Airlangga: Revitalisasi Industri Tekstil Indonesia Fokus Perkuat Sektor Menengah
Menteri Koordinator Bidang Perekonomian Airlangga Hartarto menegaskan Revitalisasi Industri Tekstil Indonesia akan difokuskan pada penguatan sektor menengah untuk daya saing global dan target ekspor.
Menteri Koordinator Bidang Perekonomian Airlangga Hartarto mengungkapkan bahwa industri tekstil Indonesia akan mengalami 'reborn' atau kelahiran kembali. Fokus utama revitalisasi ini adalah memperkuat sektor midstream atau menengah, yang meliputi proses pembuatan kain, benang, pencetakan, pewarnaan, dan penyelesaian. Pernyataan ini disampaikan Airlangga dalam agenda The World Engineering Day for Sustainable Development 2026 di Jakarta, pada Rabu, 4 Februari 2026.
Penguatan sektor menengah ini dianggap krusial karena selama ini terdapat ketidakseimbangan antara sektor hulu dan tengah industri tekstil. Pemerintah berencana membentuk badan usaha milik negara (BUMN) baru khusus sektor tekstil, sesuai arahan Presiden RI Prabowo Subianto. Langkah ini bertujuan menjadikan industri tekstil dan garmen sebagai garda terdepan dalam menghadapi risiko kebijakan tarif dari Amerika Serikat.
Pembentukan BUMN baru ini diharapkan dapat mengatasi kendala struktural yang ada, sekaligus mendorong inovasi dan efisiensi. Dengan demikian, industri tekstil nasional dapat bersaing lebih kuat di pasar global. Inisiatif ini menandai komitmen pemerintah untuk mendukung pertumbuhan ekonomi melalui sektor manufaktur yang strategis.
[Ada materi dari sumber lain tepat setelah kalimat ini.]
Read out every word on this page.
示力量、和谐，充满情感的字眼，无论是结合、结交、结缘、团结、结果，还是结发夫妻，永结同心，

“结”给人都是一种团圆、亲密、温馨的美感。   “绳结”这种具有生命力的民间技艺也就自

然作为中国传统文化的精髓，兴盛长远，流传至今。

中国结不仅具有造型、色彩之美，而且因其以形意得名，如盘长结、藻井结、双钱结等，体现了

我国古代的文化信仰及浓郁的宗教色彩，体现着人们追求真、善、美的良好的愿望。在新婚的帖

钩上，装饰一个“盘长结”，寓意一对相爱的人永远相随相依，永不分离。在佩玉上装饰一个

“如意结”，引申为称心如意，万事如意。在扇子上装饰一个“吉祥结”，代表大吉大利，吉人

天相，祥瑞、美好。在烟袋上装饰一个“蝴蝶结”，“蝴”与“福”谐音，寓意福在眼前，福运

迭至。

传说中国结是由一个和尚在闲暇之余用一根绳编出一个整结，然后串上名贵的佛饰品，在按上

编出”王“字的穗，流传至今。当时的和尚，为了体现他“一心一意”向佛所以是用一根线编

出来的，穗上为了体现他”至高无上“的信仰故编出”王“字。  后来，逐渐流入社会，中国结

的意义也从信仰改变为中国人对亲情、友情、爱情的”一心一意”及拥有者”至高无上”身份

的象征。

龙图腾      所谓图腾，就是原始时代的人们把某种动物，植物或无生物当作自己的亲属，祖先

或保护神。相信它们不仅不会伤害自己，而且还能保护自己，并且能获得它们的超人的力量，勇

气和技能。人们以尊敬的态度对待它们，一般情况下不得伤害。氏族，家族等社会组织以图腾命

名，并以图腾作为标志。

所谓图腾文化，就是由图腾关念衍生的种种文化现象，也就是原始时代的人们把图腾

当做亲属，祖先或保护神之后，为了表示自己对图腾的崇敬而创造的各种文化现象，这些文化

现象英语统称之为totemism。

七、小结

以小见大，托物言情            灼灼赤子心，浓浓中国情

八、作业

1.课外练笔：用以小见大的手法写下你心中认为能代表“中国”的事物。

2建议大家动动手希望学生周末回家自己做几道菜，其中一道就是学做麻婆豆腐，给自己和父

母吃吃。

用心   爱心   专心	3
Strategi Penguatan Sektor Menengah dan Pembentukan BUMN Tekstil
Airlangga Hartarto menjelaskan bahwa strategi revitalisasi industri tekstil akan berpusat pada sektor menengah, yang selama ini dinilai kurang terintegrasi dengan hulu. Penguatan ini mencakup seluruh rantai produksi dari pembuatan benang hingga proses dyeing dan finishing. Tujuannya adalah menciptakan ekosistem industri tekstil yang lebih mandiri dan berdaya saing.
Sebagai bagian dari rencana ini, pemerintah akan membentuk BUMN baru yang secara khusus menangani sektor tekstil. Pembentukan BUMN ini merupakan langkah strategis untuk memperkuat struktur industri dan meningkatkan kapasitas produksi. Kehadiran BUMN diharapkan dapat menjadi motor penggerak modernisasi dan peningkatan kualitas produk tekstil nasional.
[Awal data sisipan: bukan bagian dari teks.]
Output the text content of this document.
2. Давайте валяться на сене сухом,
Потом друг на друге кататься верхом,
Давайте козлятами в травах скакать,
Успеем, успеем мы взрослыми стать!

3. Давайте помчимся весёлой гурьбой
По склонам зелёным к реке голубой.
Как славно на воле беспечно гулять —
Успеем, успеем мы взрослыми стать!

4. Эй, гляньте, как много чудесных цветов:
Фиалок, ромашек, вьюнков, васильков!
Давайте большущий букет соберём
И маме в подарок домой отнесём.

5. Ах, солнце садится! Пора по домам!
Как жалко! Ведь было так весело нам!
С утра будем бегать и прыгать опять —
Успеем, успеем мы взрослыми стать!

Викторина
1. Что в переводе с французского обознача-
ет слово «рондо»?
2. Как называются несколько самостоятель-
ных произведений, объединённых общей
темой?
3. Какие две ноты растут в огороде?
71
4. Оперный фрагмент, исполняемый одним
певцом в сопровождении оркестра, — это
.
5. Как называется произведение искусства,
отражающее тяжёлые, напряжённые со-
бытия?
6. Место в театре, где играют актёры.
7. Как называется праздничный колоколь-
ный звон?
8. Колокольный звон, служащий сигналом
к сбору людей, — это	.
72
Industri tekstil dan garmen memiliki peran penting sebagai benteng pertahanan ekonomi nasional, terutama dalam menghadapi gejolak pasar internasional. Risiko kebijakan tarif dari negara-negara besar seperti Amerika Serikat membutuhkan respons yang cepat dan terstruktur. BUMN tekstil baru ini diharapkan dapat menjadi solusi efektif dalam mitigasi risiko tersebut.
Proyeksi Investasi dan Target Ekspor Industri Tekstil
Untuk mendukung pembentukan BUMN baru dan revitalisasi industri, BPI Danantara telah menyiapkan dana sebesar 6 miliar dolar AS. Dana investasi ini akan dialokasikan untuk pengadaan barang modal, penerapan teknologi terkini, serta upaya peningkatan ekspor produk tekstil. Investasi besar ini menunjukkan keseriusan pemerintah dalam memajukan industri strategis ini.
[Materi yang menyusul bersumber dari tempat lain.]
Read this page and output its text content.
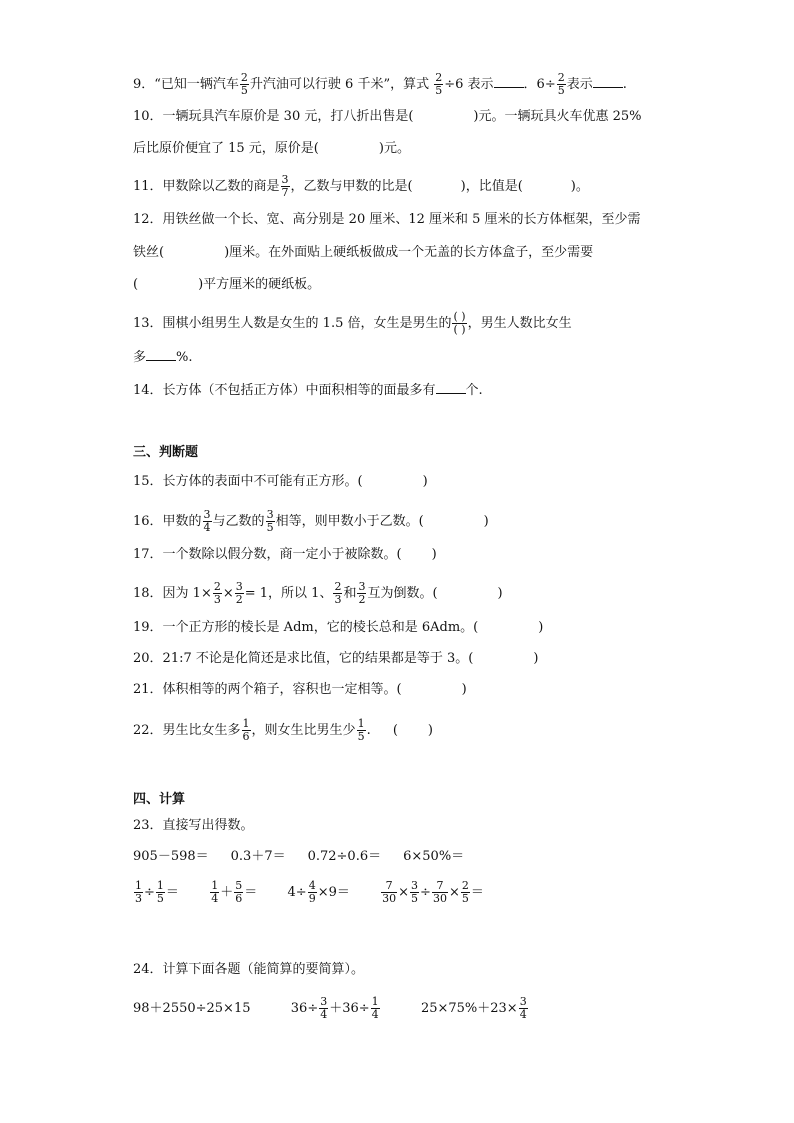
9．“已知一辆汽车 $\frac{2}{5}$ 升汽油可以行驶 6 千米”，算式 $\frac{2}{5} \div 6$ 表示 ．$6\div \frac{2}{5}$ 表示 .
10．一辆玩具汽车原价是 30 元，打八折出售是(	)元。一辆玩具火车优惠 25%
后比原价便宜了 15 元，原价是(	)元。
11．甲数除以乙数的商是 $\frac{3}{7}$ ，乙数与甲数的比是(	)，比值是(	)。
12．用铁丝做一个长、宽、高分别是 20 厘米、12 厘米和 5 厘米的长方体框架，至少需
铁丝(	)厘米。在外面贴上硬纸板做成一个无盖的长方体盒子，至少需要
(	)平方厘米的硬纸板。
13．围棋小组男生人数是女生的 1.5 倍，女生是男生的 ( )
( ) ，男生人数比女生
多 %.
14．长方体（不包括正方体）中面积相等的面最多有 个.
三、判断题
15．长方体的表面中不可能有正方形。(	)
16．甲数的 $\frac{3}{4}$ 与乙数的 $\frac{3}{5}$ 相等，则甲数小于乙数。(	)
17．一个数除以假分数，商一定小于被除数。( )
18．因为 $1\times \frac{2}{3} \times \frac{3}{2} = 1$，所以 1、 $\frac{2}{3}$ 和 $\frac{3}{2}$ 互为倒数。(	)
19．一个正方形的棱长是 Adm，它的棱长总和是 6Adm。(	)
20．21:7 不论是化简还是求比值，它的结果都是等于 3。(	)
21．体积相等的两个箱子，容积也一定相等。(	)
22．男生比女生多 $\frac{1}{6}$ ，则女生比男生少 $\frac{1}{5}$ . ( )
四、计算
23．直接写出得数。
905－598＝ 0.3＋7＝ 0.72÷0.6＝ 6×50%＝
$\frac{1}{3} \div \frac{1}{5}$ ＝	$\frac{1}{4} + \frac{5}{6} = 4\div \frac{4}{9} \times 9=$	$\frac{7}{30} \times \frac{3}{5} \div \frac{7}{30} \times \frac{2}{5}$ ＝
24．计算下面各题（能简算的要简算）。
98＋2550÷25×15	$36\div \frac{3}{4} +36\div \frac{1}{4}$	$25\times 75\%+23\times \frac{3}{4}$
Setelah studi awal rampung, pemerintah akan melanjutkan dengan penyusunan peta jalan (roadmap) penguatan industri tekstil dan produk tekstil (TPT). Peta jalan ini menargetkan peningkatan ekspor yang ambisius, dari 4 miliar dolar AS menjadi 40 miliar dolar AS dalam sepuluh tahun ke depan. Target ini didasari potensi pertumbuhan permintaan tekstil global dan pendalaman rantai nilai industri.
Airlangga juga menyoroti potensi pasar yang besar, terutama di Eropa, di mana bea masuk akan menjadi 0% pada tahun 2027. Kesempatan ini harus dimanfaatkan untuk memperluas jangkauan ekspor produk tekstil Indonesia. Industri ini juga terus tumbuh seiring tren high fashion dan lifestyle yang berkembang pesat di seluruh dunia.